Home Protocols Panning Protocol 2: Surface-Phase Panning (Direct Target Coating)

Panning Protocol 2: Surface-Phase Panning (Direct Target Coating)

  • The most straightforward method of affinity partitioning (panning) involves directly coating a plastic surface with the target of interest (by nonspecific hydrophobic and electrostatic interaction), washing away the excess, and passing the pool of phage over the target-coated surface. In this method, the target does not need an affinity tag.
  • Depending on the available quantity of target molecule and the number of different targets being panned against simultaneously, panning can be carried out in individual sterile polystyrene petri dishes, 12- or 24-well plates, or 96-well microtiter plates.
  • Coat a minimum of 1 plate (or individual well) per target. It is not productive to do a separate negative control panning experiment without target.
  • Volumes given in this protocol are for 60 x 15 mm petri dishes, with volumes for microtiter wells given in parentheses. For wells of intermediate size adjust volumes accordingly, but in all cases the number of input phage should remain the same (1011 pfu).

  1. Coating the surface. Prepare a solution of 10–100 μg/ml of the target in 0.1 M NaHCO3, pH 8.6. Alternative buffers (containing metal ions etc.) of similarly high ionic strength (e.g., TBS) can be used if necessary for stabilizing the target molecule. Add 1.5 ml of this solution (150 μl if using microtiter wells) to each plate (or well) and swirl repeatedly until the surface is completely wet (this may take some effort as the solution may bead up). Incubate overnight at 4°C with gentle agitation in a humidified container (e.g., a sealable plastic box lined with damp paper towels). Store plates at 4°C in humidified container until needed. Plates coated with protein targets can usually be stored for several weeks (depending on target stability); discard if mold is evident on the paper towels.

  2. Day culture. Inoculate 10 ml of LB + Tet medium with E. coli K12 ER2738 (NEB #E4104S) for use in tittering. Incubate culture at 37°C with vigorous shaking, ~250 RPM, for 4–8 hours. Culture should be turbid. Consider also starting a culture, if using Amplification method A (Panning Protocol 1 Solution-phase Panning with Affinity Bead Capture) but only grown to OD600 0.01-0.05.
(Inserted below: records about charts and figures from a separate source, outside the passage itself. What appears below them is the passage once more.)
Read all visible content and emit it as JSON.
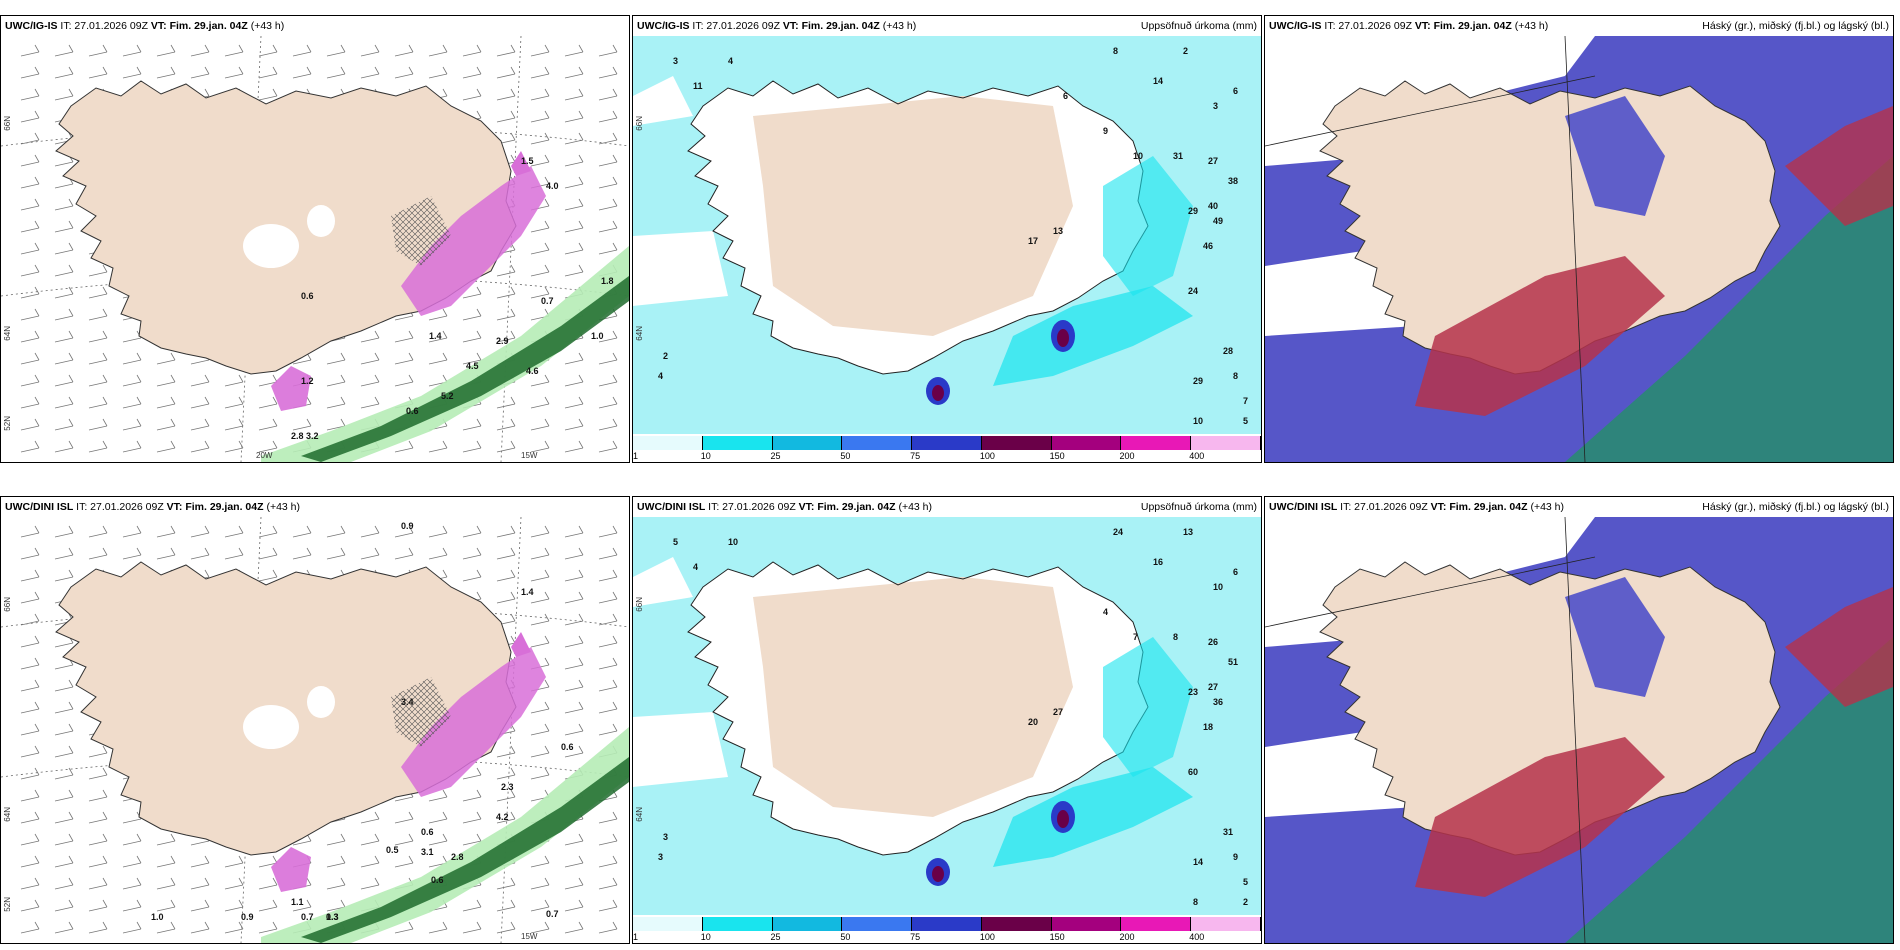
{
  "colors": {
    "land": "#f0dccb",
    "sea_light": "#a9f2f6",
    "sea_cyan": "#19e4ee",
    "snow_pink": "#d86fd8",
    "green_dark": "#1e6b2d",
    "green_light": "#b6ecb6",
    "blue_cloud": "#5656c8",
    "red_cloud": "#b5324b",
    "teal_cloud": "#2a8a72"
  },
  "panels": [
    {
      "model": "UWC/IG-IS",
      "it_label": "IT: 27.01.2026 09Z",
      "vt_label": "VT: Fim. 29.jan. 04Z",
      "lead": "(+43 h)",
      "title": "",
      "type": "wind",
      "lat_labels": [
        "66N",
        "64N",
        "52N"
      ],
      "lon_labels": [
        "20W",
        "15W"
      ],
      "values": [
        "0.6",
        "1.5",
        "2.9",
        "4.5",
        "4.6",
        "5.2",
        "0.7",
        "0.6",
        "1.8",
        "2.8",
        "3.2",
        "4.0",
        "1.4",
        "1.2",
        "1.0"
      ]
    },
    {
      "model": "UWC/IG-IS",
      "it_label": "IT: 27.01.2026 09Z",
      "vt_label": "VT: Fim. 29.jan. 04Z",
      "lead": "(+43 h)",
      "title": "Uppsöfnuð úrkoma (mm)",
      "type": "precip",
      "lat_labels": [
        "66N",
        "64N"
      ],
      "lon_labels": [],
      "values": [
        "4",
        "11",
        "3",
        "2",
        "8",
        "14",
        "10",
        "31",
        "27",
        "38",
        "40",
        "29",
        "49",
        "46",
        "24",
        "17",
        "13",
        "28",
        "29",
        "10",
        "8",
        "5",
        "7",
        "6",
        "3",
        "2",
        "4",
        "9",
        "6"
      ]
    },
    {
      "model": "UWC/IG-IS",
      "it_label": "IT: 27.01.2026 09Z",
      "vt_label": "VT: Fim. 29.jan. 04Z",
      "lead": "(+43 h)",
      "title": "Háský (gr.), miðský (fj.bl.) og lágský (bl.)",
      "type": "cloud",
      "lat_labels": [],
      "lon_labels": [],
      "values": []
    },
    {
      "model": "UWC/DINI ISL",
      "it_label": "IT: 27.01.2026 09Z",
      "vt_label": "VT: Fim. 29.jan. 04Z",
      "lead": "(+43 h)",
      "title": "",
      "type": "wind",
      "lat_labels": [
        "66N",
        "64N",
        "52N"
      ],
      "lon_labels": [
        "15W"
      ],
      "values": [
        "0.9",
        "1.4",
        "3.4",
        "0.6",
        "2.3",
        "4.2",
        "0.6",
        "3.1",
        "0.5",
        "2.8",
        "0.6",
        "1.0",
        "0.9",
        "0.7",
        "0.7",
        "1.3",
        "1.1",
        "0.3"
      ]
    },
    {
      "model": "UWC/DINI ISL",
      "it_label": "IT: 27.01.2026 09Z",
      "vt_label": "VT: Fim. 29.jan. 04Z",
      "lead": "(+43 h)",
      "title": "Uppsöfnuð úrkoma (mm)",
      "type": "precip",
      "lat_labels": [
        "66N",
        "64N"
      ],
      "lon_labels": [],
      "values": [
        "10",
        "4",
        "5",
        "3",
        "24",
        "16",
        "7",
        "8",
        "26",
        "51",
        "27",
        "23",
        "36",
        "18",
        "60",
        "20",
        "27",
        "31",
        "14",
        "8",
        "9",
        "2",
        "5",
        "6",
        "10",
        "13",
        "3",
        "4"
      ]
    },
    {
      "model": "UWC/DINI ISL",
      "it_label": "IT: 27.01.2026 09Z",
      "vt_label": "VT: Fim. 29.jan. 04Z",
      "lead": "(+43 h)",
      "title": "Háský (gr.), miðský (fj.bl.) og lágský (bl.)",
      "type": "cloud",
      "lat_labels": [],
      "lon_labels": [],
      "values": []
    }
  ],
  "colorbar": {
    "ticks": [
      "1",
      "10",
      "25",
      "50",
      "75",
      "100",
      "150",
      "200",
      "400"
    ],
    "colors": [
      "#e6fbfd",
      "#19e4ee",
      "#12b9e0",
      "#3a78f0",
      "#2a3ac8",
      "#6a0048",
      "#a4007e",
      "#e818b6",
      "#f7b7ee"
    ]
  }
}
  3. Block surface and wash. Pour off the coating solution from each plate and firmly slap it face down onto a clean paper towel to remove residual solution. Fill each plate or well completely with Blocking Buffer. Incubate for at least 1 hour or overnight at 4°C. Then, discard the blocking solution. Wash each plate rapidly 6 times with TBST (TBS + 0.1% [v/v] Tween-20). Coat the bottom and sides of the plate or well by swirling, pour off the solution, and slap the plate face down on a section of dry paper towel each time. (If using a 96-well microtiter plate, an automatic plate washer may be used.) Work quickly to avoid drying out the plate.

  4. Selection Round 1. Dilute 10 μl of the Ph.D. Phage Display Peptide Library (i.e., 1011 pfu, a 100-fold representation of a 109 complexity) with 1 ml of TBST (100 μl, if using microtiter wells). Pipette diluted phage onto coated plate and rock gently for 10–60 minutes at room temperature.

  5. Wash. Discard nonbinding phage by pouring off liquid and slapping plate face-down onto a clean paper towel. Wash plate with 10 x 1 ml (100 μl) TBST.

  6. Elution. Elute the bound phage by applying 1 ml (100 μl, if using microtiter wells) elution buffer to the well or plate. Rock the elution mixture gently for 10–60 minutes at room temperature. Pipette eluate into a microcentrifuge tube.

    Possible Elution Buffers:
    • 0.2 M Glycine-HCl, pH 2.2, 1 mg/ml BSA; must be neutralized afterwards by adding 150 μl (15 μl for microtiter wells) of sterile 1 M Tris-HCl, pH 9

    • A known ligand to the target in TBS (0.1–1 mM)

    • A free target in TBS (~100 μg/ml)

  7. Enrichment of selected pool. Go to Panning Protocol 1 Solution-phase Panning with Affinity Bead Capture, Step 7. Choose either Amplification Method A or B. Proceed with amplification and subsequent steps above, 1–6, using the target treated surface.